I’d like to say that my ‘positive thing’ from lockdown is that I’ve expanded my knowledge. The light might not be that bright for a while, considering how long it takes me to do everything else, but I should be able to come out of it at least shining a little candle.  And hopefully know more about subjects that I’m hazy in at the moment.  In short, be in a position to grow my business more as we burst forth from lockdown in a splendid ray of rainbow – taking one step out the door.  Let’s face it, we will not suddenly be going ‘back to normal’ as we knew it before.

Speaking of collecting, my daughter, on the other hand, is collecting something entirely different from me. If someone had asked me if she collects anything, I would have said soft toys. It started off as a few souvenirs from places, then started to be a souvenir from every place we visited.

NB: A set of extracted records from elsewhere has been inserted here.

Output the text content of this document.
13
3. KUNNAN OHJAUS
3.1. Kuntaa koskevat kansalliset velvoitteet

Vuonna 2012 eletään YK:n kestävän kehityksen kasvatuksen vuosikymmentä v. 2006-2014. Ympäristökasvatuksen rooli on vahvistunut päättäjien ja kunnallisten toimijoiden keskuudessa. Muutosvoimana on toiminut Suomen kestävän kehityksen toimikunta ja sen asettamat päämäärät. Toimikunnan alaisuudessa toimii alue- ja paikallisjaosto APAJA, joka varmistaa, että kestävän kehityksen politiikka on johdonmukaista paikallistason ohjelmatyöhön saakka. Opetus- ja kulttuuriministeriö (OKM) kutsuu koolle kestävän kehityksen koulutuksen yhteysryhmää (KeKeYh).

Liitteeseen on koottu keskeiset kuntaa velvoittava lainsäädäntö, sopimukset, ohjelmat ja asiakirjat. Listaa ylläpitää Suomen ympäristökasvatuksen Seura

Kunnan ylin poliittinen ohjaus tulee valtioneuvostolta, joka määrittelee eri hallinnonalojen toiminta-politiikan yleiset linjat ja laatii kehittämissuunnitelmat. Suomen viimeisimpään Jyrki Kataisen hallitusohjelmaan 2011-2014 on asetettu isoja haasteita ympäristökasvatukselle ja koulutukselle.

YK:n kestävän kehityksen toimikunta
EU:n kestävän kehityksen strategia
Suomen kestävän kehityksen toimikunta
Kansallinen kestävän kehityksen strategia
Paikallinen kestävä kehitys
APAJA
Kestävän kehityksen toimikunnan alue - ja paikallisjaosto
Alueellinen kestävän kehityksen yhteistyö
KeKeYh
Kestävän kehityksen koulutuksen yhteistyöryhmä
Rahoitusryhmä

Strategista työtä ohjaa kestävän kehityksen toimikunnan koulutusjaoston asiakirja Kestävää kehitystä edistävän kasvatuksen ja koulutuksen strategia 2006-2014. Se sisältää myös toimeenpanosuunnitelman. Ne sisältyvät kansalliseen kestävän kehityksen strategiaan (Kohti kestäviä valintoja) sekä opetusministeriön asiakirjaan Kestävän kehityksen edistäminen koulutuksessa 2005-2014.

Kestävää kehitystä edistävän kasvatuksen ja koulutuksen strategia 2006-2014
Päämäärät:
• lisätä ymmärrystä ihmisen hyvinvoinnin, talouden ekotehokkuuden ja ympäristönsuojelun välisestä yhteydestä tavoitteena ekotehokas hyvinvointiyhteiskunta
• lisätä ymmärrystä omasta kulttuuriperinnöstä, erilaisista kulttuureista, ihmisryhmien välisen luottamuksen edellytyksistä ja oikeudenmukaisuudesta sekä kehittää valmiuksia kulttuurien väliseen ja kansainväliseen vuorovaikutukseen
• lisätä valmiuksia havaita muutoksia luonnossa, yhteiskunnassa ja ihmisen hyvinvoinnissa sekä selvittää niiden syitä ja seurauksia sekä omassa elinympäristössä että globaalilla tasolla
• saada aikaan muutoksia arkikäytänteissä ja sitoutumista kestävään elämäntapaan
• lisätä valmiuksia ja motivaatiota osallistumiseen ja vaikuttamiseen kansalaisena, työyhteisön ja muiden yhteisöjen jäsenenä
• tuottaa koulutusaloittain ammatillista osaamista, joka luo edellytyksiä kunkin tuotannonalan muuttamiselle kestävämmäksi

Imagine my surprise when someone asked her if she collected anything. I thought, here we go, lots of soft toys to talk about. Then she said ‘feathers’.

News to me. We have craft feathers, but I wouldn’t say I’d bought an abundance of them to hoard like toilet rolls in the beginning of lockdown in case we ran out. She does use them a lot in crafting, but I wouldn’t describe it as an authentic collection.

Intrigued by this ‘second’ collection, I asked if I could see the feathers. Sure, she said. Then proceeded to find her bag full of blue and white feathers of all sorts: tail feathers, wing feathers, but mostly soft and fluffy body feathers.

She’d been collecting the budgie’s feathers as he’s moulted. So, I probably have the equivalent of a quarter of a budgie’s downs in a bag, (budgies are deceptive little birds and can have up to 3,000 feathers on them!). I guess we have the ability to make him an extra coat for the winter in case it’s a bad one this year.

For the record, the budgie likes to collect toys. I wonder if the gurus have any collections?